Dans l’attente des évolutions législatives et des positions jurisprudentielles à venir, les employeurs devraient idéalement, pour chaque création et/ou invention de salarié obtenue avec l’aide d’une IA générative :
- Conserver la documentation du processus de création pour prouver la contribution humaine en cas de litige.
- Vérifier les politiques d’utilisation de l’IA, notamment les droits d’auteur sur les créations générées et l’utilisation des données d’entraînement.
- Encadrer l’usage de l’IA par des formations sur la propriété intellectuelle, des politiques internes claires, et des audits réguliers.
- Effectuer des recherches d’antériorités pour éviter de violer les droits de tiers, et procéder à des dépôts de titres de propriété industrielle si nécessaire.
- Protéger contre les fuites de données sensibles via l’utilisation d’outils d’IA non protégés, en prenant des mesures pour éviter l’exploitation indue des données par les sociétés qui fournissent ces outils.
Au-delà de la propriété intellectuelle, l’employeur et les salariés doivent être particulièrement vigilant vis-à-vis des risques en termes de fuite de données sensibles et confidentielles de l’entreprise causées par des salariés qui utiliseraient des outils d’IA générative publiques et non protégées pour générer des contenus sans s’interroger sur l’usage qui pourra ensuite être fait de ces données entrantes par la société qui met à disposition l’outil d’IA générative en question.
Impact des mutations technologiques sur le licenciement économique
Si l’introduction de l’IA au sein d’une entreprise ne constitue pas nécessairement et automatiquement un motif économique, il n’est pas exclu qu’elle puisse, à elle seule ou non, constituer un motif de licenciement économique, tel que visé par le législateur.
Par principe, les mutations technologiques constituent un motif économique autonome (Cass. soc., 15 mars 2012, n° 10-25.996) et sont de nature à justifier, à elles seules, un licenciement pour motif économique (Cass. soc., 29 mai 2002, n° 99-45.897), peu important l’absence de menace sur la compétitivité de l’entreprise (Cass. soc., 9 oct. 2002, n° 00-44.069) ou encore l’absence de difficultés économiques (Cass. soc., 2 juin 1993, n° 90-44.956).

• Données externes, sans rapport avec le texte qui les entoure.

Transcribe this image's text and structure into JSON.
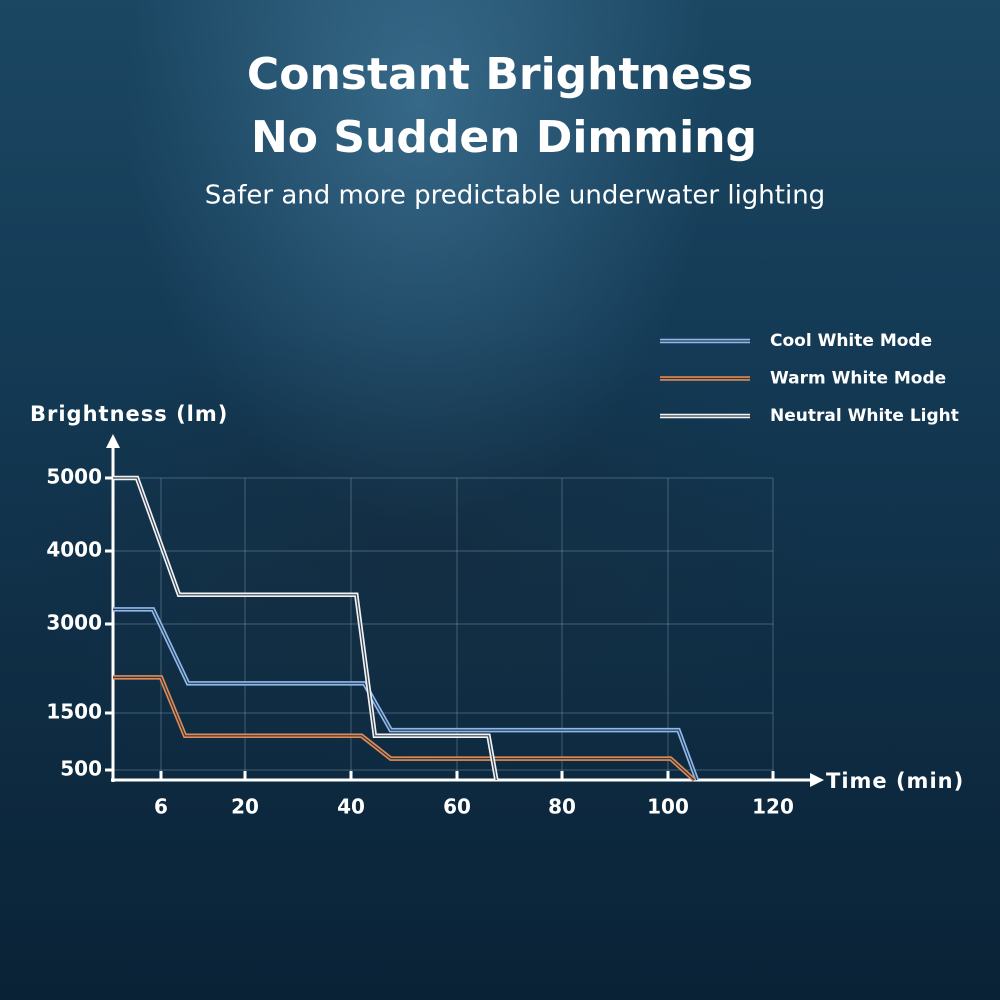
{
  "chart_data": {
    "type": "line",
    "title": [
      "Constant Brightness",
      "No Sudden Dimming"
    ],
    "subtitle": "Safer and more predictable underwater lighting",
    "y_label": "Brightness (lm)",
    "x_label": "Time (min)",
    "xlim": [
      0,
      125
    ],
    "xticks": [
      6,
      20,
      40,
      60,
      80,
      100,
      120
    ],
    "ylim": [
      0,
      5500
    ],
    "yticks": [
      500,
      1500,
      3000,
      4000,
      5000
    ],
    "grid": true,
    "legend": "top-right",
    "series": [
      {
        "name": "Cool White Mode",
        "color": "#8fb8ea",
        "x": [
          0,
          5,
          10.5,
          42.5,
          47.5,
          102,
          105.5
        ],
        "values": [
          3200,
          3200,
          2000,
          2000,
          1200,
          1200,
          0
        ]
      },
      {
        "name": "Warm White Mode",
        "color": "#e08a55",
        "x": [
          0,
          6,
          10,
          42,
          47.5,
          100.5,
          105
        ],
        "values": [
          2100,
          2100,
          1100,
          1100,
          700,
          700,
          0
        ]
      },
      {
        "name": "Neutral White Light",
        "color": "#f2f2f2",
        "x": [
          0,
          3,
          9,
          41,
          44.5,
          66,
          67.5
        ],
        "values": [
          5000,
          5000,
          3400,
          3400,
          1100,
          1100,
          0
        ]
      }
    ]
  }
}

La mutation technologique ne se confond pas avec un simple renouvellement de matériel et doit constituer une véritable innovation pour l’entreprise.
Si le motif des mutations technologiques a déjà pu être mobilisé, il est probable que celui-ci soit amené à se développer au cours des prochaines années eu égard au développement de l’IA. Pour autant, la simple introduction d’une intelligence artificielle ne constituera pas nécessairement une mutation technologique. Encore faudra-t-il que celle-ci constitue une réelle innovation au sein de l’entreprise et qu’elle ait des incidences sur l’emploi.

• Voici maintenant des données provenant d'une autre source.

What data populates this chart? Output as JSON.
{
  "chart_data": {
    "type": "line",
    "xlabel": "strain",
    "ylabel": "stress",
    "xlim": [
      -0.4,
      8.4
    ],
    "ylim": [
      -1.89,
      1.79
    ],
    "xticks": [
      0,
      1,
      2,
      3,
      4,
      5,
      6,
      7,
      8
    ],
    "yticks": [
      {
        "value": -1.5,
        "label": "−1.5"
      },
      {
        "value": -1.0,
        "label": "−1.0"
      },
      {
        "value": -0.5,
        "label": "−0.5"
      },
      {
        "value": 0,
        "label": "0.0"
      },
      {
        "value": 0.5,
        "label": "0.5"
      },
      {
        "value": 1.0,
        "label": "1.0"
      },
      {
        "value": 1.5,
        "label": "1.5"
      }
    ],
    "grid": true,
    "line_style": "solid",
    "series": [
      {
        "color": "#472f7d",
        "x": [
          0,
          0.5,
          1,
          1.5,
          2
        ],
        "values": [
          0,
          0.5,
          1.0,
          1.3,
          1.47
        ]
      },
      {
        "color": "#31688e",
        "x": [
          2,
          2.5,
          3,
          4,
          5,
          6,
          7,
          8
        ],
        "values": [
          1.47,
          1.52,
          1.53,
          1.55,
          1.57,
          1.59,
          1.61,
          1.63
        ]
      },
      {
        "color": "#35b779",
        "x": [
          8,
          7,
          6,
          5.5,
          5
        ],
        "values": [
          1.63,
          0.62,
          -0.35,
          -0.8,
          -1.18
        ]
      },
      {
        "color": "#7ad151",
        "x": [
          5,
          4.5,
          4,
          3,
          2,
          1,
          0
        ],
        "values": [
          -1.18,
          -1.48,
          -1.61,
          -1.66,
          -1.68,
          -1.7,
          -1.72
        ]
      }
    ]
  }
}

Certains arrêts ont déjà reconnu l’existence d’un motif économique, tiré des difficultés économiques, du fait de l’émergence de nouvelles technologies.
Tel a été le cas d’une société confrontée à un bouleversement du marché de la vente de destructeurs de documents et de machines à relier du fait de la digitalisation, ayant entraîné une baisse continue de ses indicateurs économiques (CA Paris, 13 juin 2024, n° 20/06531).
L’introduction de l’IA pourrait toucher à la fois des emplois peu qualifiés et qualifiés, notamment ceux impliquant des tâches répétitives. Pour limiter les effets de cette mutation, certaines voix appellent à une « taxe sur les robots », bien que cette approche puisse freiner l’avancement de la France par rapport à d’autres pays.